Enfin une solution provisoire pour La Société Le Nickel (SLN). La filiale du groupe minier Eramet, spécialisée dans l'extraction et la transformation de nickel en Nouvelle-Calédonie, a annoncé avoir réceptionné une centrale au fioul flottante. Partie de Turquie le 16 juillet et arrivée à Nouméa le 3 septembre, cette centrale accostée temporaire (CAT) a été louée au turc Karpowership, leader mondial des navires-centrales, pour une durée de trois ans.
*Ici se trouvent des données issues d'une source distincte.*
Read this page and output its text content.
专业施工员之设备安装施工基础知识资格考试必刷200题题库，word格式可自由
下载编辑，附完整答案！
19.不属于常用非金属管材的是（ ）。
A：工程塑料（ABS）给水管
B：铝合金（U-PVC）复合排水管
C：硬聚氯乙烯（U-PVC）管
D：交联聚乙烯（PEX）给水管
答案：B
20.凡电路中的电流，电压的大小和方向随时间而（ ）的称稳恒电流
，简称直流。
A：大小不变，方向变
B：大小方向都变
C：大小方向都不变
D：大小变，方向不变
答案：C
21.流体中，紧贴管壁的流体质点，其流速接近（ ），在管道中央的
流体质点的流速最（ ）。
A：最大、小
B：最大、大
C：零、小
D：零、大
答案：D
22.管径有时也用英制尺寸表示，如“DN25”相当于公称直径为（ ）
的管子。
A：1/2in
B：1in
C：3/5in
Mis en service début octobre, l'équipement produira jusqu'à 200 MW et deviendra ainsi la plus grande unité de production électrique du territoire.
Cette installation fournira notamment de l'électricité à l'usine métallurgique de Doniambo, où la SLN produit en moyenne plus de 50 000 tonnes de ferronickel chaque année, afin de pallier les défaillances de la centrale B. Ouverte en 1972, la vieille centrale au fioul ne fonctionne qu'à 75% de ses capacités depuis mai 2021, lorsque l'explosion d'une chaudière avait coûté la vie à un agent de maintenance. Le gouvernement local prévoit déjà de la remplacer depuis 2016, mais l’appel d’offres pour la construction d’une nouvelle centrale est toujours en cours.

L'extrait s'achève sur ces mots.